25.4.25

Estórias sobre as trevas, ou o espantalho das “tarifas” (episódio 2)

Sonic Youth, “Dirty Boots”, in https://www.youtube.com/watch?v=UKLr6c26Vr4

A guerra comercial começada pelo presidente da Samolândia fez vítimas e arregimentou uns idiotas úteis. Na Lusitânia, um líder partidário seguidor do líder da Samolândia também ofereceu opinião sobre o assunto. Se se desse o caso de a personagem chegar ao poder – suplicando nesse sentido, em cartazes profusamente espalhados em praças, rotundas e avenidas não escolhidas ao acaso: “deem-me uma oportunidade”, com ar choroso de quem apela à piedade dos seguidores e de outros que o venham a ser – anunciou que a política comercial seria uma cópia da Samolândia.

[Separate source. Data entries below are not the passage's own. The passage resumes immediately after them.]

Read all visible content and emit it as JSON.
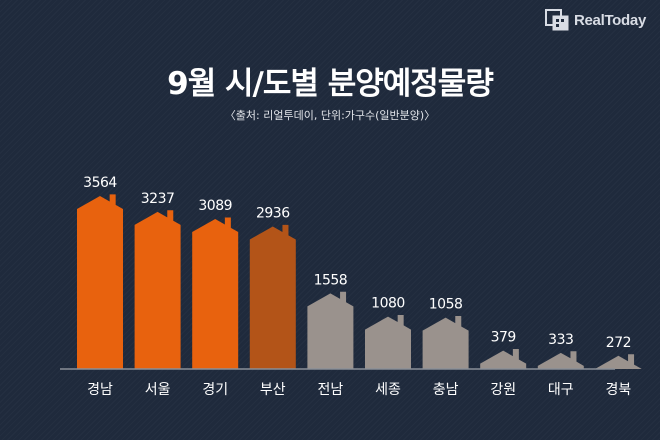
{
  "brand": {
    "name": "RealToday",
    "logo_icon": "realtoday-logo-icon"
  },
  "colors": {
    "background": "#1f2a3c",
    "highlight_bar": "#e8620e",
    "highlight_bar_dark": "#b35418",
    "muted_bar": "#9a928d",
    "text": "#ffffff",
    "baseline": "#8a8f98"
  },
  "chart_data": {
    "type": "bar",
    "title": "9월 시/도별 분양예정물량",
    "subtitle": "〈출처: 리얼투데이, 단위:가구수(일반분양)〉",
    "categories": [
      "경남",
      "서울",
      "경기",
      "부산",
      "전남",
      "세종",
      "충남",
      "강원",
      "대구",
      "경북"
    ],
    "values": [
      3564,
      3237,
      3089,
      2936,
      1558,
      1080,
      1058,
      379,
      333,
      272
    ],
    "bar_styles": [
      "highlight",
      "highlight",
      "highlight",
      "highlight_dark",
      "muted",
      "muted",
      "muted",
      "muted",
      "muted",
      "muted"
    ],
    "bar_shape": "house",
    "data_labels": true,
    "grid": false,
    "ylim": [
      0,
      3564
    ]
  }
}
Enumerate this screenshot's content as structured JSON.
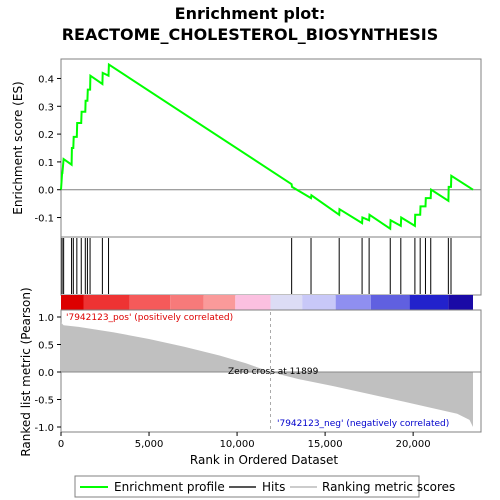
{
  "chart_data": {
    "type": "line",
    "title_line1": "Enrichment plot:",
    "title_line2": "REACTOME_CHOLESTEROL_BIOSYNTHESIS",
    "top_panel": {
      "ylabel": "Enrichment score (ES)",
      "ylim": [
        -0.17,
        0.47
      ],
      "yticks": [
        -0.1,
        0.0,
        0.1,
        0.2,
        0.3,
        0.4
      ],
      "ytick_labels": [
        "-0.1",
        "0.0",
        "0.1",
        "0.2",
        "0.3",
        "0.4"
      ],
      "series": [
        {
          "name": "Enrichment profile",
          "color": "#00ff00",
          "x": [
            0,
            60,
            80,
            150,
            600,
            620,
            700,
            720,
            900,
            920,
            1150,
            1170,
            1380,
            1400,
            1500,
            1520,
            1650,
            1670,
            2350,
            2370,
            2700,
            2720,
            13100,
            13120,
            14200,
            14220,
            15800,
            15820,
            17100,
            17120,
            17500,
            17520,
            18700,
            18720,
            19300,
            19320,
            20100,
            20120,
            20400,
            20420,
            20700,
            20720,
            21000,
            21020,
            22000,
            22020,
            22150,
            22170,
            23400
          ],
          "y": [
            0.0,
            0.06,
            0.06,
            0.11,
            0.09,
            0.15,
            0.15,
            0.19,
            0.19,
            0.24,
            0.24,
            0.28,
            0.28,
            0.32,
            0.32,
            0.36,
            0.36,
            0.41,
            0.38,
            0.42,
            0.41,
            0.45,
            0.02,
            0.01,
            -0.03,
            -0.02,
            -0.09,
            -0.07,
            -0.12,
            -0.1,
            -0.11,
            -0.09,
            -0.14,
            -0.11,
            -0.13,
            -0.1,
            -0.13,
            -0.09,
            -0.09,
            -0.06,
            -0.06,
            -0.03,
            -0.03,
            0.0,
            -0.04,
            0.01,
            0.01,
            0.05,
            0.0
          ]
        }
      ],
      "zero_line": 0.0
    },
    "hits": [
      60,
      150,
      600,
      700,
      900,
      1150,
      1380,
      1500,
      1650,
      2350,
      2700,
      13100,
      14200,
      15800,
      17100,
      17500,
      18700,
      19300,
      20100,
      20400,
      20700,
      21000,
      22000,
      22150
    ],
    "color_bar": {
      "segments": [
        {
          "x0": 0,
          "x1": 1300,
          "color": "#dd0000"
        },
        {
          "x0": 1300,
          "x1": 3900,
          "color": "#ee3333"
        },
        {
          "x0": 3900,
          "x1": 6200,
          "color": "#f55a5a"
        },
        {
          "x0": 6200,
          "x1": 8100,
          "color": "#f77a7a"
        },
        {
          "x0": 8100,
          "x1": 9900,
          "color": "#fa9a9a"
        },
        {
          "x0": 9900,
          "x1": 11900,
          "color": "#fbc0e0"
        },
        {
          "x0": 11900,
          "x1": 13700,
          "color": "#dcdcf5"
        },
        {
          "x0": 13700,
          "x1": 15600,
          "color": "#c8c8f8"
        },
        {
          "x0": 15600,
          "x1": 17600,
          "color": "#8f8ff0"
        },
        {
          "x0": 17600,
          "x1": 19800,
          "color": "#6060e0"
        },
        {
          "x0": 19800,
          "x1": 22000,
          "color": "#2222cc"
        },
        {
          "x0": 22000,
          "x1": 23400,
          "color": "#1a0aa6"
        }
      ]
    },
    "bottom_panel": {
      "ylabel": "Ranked list metric (Pearson)",
      "xlabel": "Rank in Ordered Dataset",
      "ylim": [
        -1.0,
        1.0
      ],
      "yticks": [
        -1.0,
        -0.5,
        0.0,
        0.5,
        1.0
      ],
      "ytick_labels": [
        "-1.0",
        "-0.5",
        "0.0",
        "0.5",
        "1.0"
      ],
      "xlim": [
        0,
        23400
      ],
      "xticks": [
        0,
        5000,
        10000,
        15000,
        20000
      ],
      "xtick_labels": [
        "0",
        "5,000",
        "10,000",
        "15,000",
        "20,000"
      ],
      "metric_x": [
        0,
        150,
        1000,
        3000,
        5000,
        7000,
        9000,
        10500,
        11899,
        13500,
        15500,
        17500,
        19500,
        21000,
        22500,
        23200,
        23400
      ],
      "metric_y": [
        0.9,
        0.85,
        0.82,
        0.72,
        0.6,
        0.46,
        0.3,
        0.16,
        0.0,
        -0.13,
        -0.26,
        -0.4,
        -0.54,
        -0.65,
        -0.76,
        -0.87,
        -1.0
      ],
      "zero_cross_x": 11899,
      "annotations": {
        "pos_label": "'7942123_pos' (positively correlated)",
        "neg_label": "'7942123_neg' (negatively correlated)",
        "zero_cross": "Zero cross at 11899",
        "pos_color": "#dd0000",
        "neg_color": "#0000cc"
      }
    },
    "legend": {
      "items": [
        {
          "label": "Enrichment profile",
          "color": "#00ff00"
        },
        {
          "label": "Hits",
          "color": "#555555"
        },
        {
          "label": "Ranking metric scores",
          "color": "#cccccc"
        }
      ]
    }
  }
}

Para dar uma impressão de respeitabilidade, e passar a imagem de quem se prepara e sabe do que fala, o líder populista argumentou que é preciso proteger a economia nacional para o mercado não ser ensopado por produtos da Sinolândia e da Carilândia (entre outros países, na maneira de ver do senhor, pouco recomendáveis). Com os políticos às vezes se esforçam por parecerem convincentes, reproduziu o catecismo protecionista do líder da Samolândia: se as importações entrarem sem obstáculos, as empresas pátrias ficam para trás. Como não queremos que o desemprego suba à conta do emagrecimento da economia nacional (e por aquele partido prezam muito a pátria e os seus assuntos), é preciso aplicar “tarifas” para prejudicar as importações. Não é por acaso que o líder deste partido é seguidor do presidente da Samolândia: para além do populismo em que ambos gravitam, agarram-se ao nacionalismo para cimentar lealdades. Esta é um retórica que deixa os outros para trás sempre que se intui uma contradição de objetivos entre eles e nós. Os outros devem ser sacrificados para não nos sacrificarmos a seu favor.

(Ficará para outro episódio a demonstração do erro do unilateralismo, virando as costas à cooperação com os outros, seja através de ações bilaterais, seja no contexto de organizações em que fermenta o multilateralismo.)

É da natureza humana: os seguidismos acríticos, por conveniência ou apenas porque é mais fácil a colagem a alguém que julgamos próximo das nossas causas (quando as causas são deles e nós é que as adotamos), costuma dar mau resultado. Não para quem é copiado, mas para quem copia. É o caso do líder deste partido que não se cansa de exaltar a lusitanidade e despreza os outros. Iliterato, passeia o desconhecimento sobre a economia do país, muito dependente do que compra ao estrangeiro e do que é vendido para o mercado internacional. Seguir acefalamente o ensimesmar comercial do líder da Samolândia virar-se-ia contra a economia do país de que aquele líder quer ser primeiro-ministro. Primeiro, há muitas mercadorias nacionais que usam matérias-primas compradas ao estrangeiro. Impor “tarifas” acaba por prejudicar a competitividade das empresas nacionais. Segundo, no afã de seguir quem o inspira na Samolândia, o líder deste partido lusitanista ignora que o país não está sozinho no mundo e que a probabilidade de outros também aplicarem “tarifas” anula o efeito pretendido. As “tarifas” não chegam a dar competitividade às empresas nacionais, pois os países afetados não demoram a reagir na mesma moeda. As vantagens depressa se dissipam.

O líder do partido que prometeu copiar o unilateralismo da Samolândia é um tonto que medra na ignorância do que o rodeia. Ao prometer, assertivo, que se for escolhido para governar vai aplicar “tarifas” para proteger a economia nacional, faz de conta que a Lusitânia não pertence à Europólia. Ou ignora as regras de funcionamento da Europólia, pois as decisões sobre “tarifas” não estão na órbita dos governos e pertencem à Eurpólia a título exclusivo. O líder do partido está tão mal preparado que prometeu fazer algo que a pertença à Europólia o impede de fazer. A menos que a sua agenda oculta seja tirar a Lusitânia da Europólia. O mal não ficou por aqui: entre os seus concorrentes, ninguém denunciou a impossibilidade prometida; e até os jornalistas, mais atentos a fait divers e a minudências, deixaram passar a boutade em branco.

A guerra comercial deixa um rasto de vítimas. O líder deste partido da Lusitânia é mais um que foi consumido pela jactância e pelo seguidismo de um dos seus gurus contemporâneos. As “tarifas” disparam contra as importações, mas há personagens que são atingidas pelo fogo cruzado.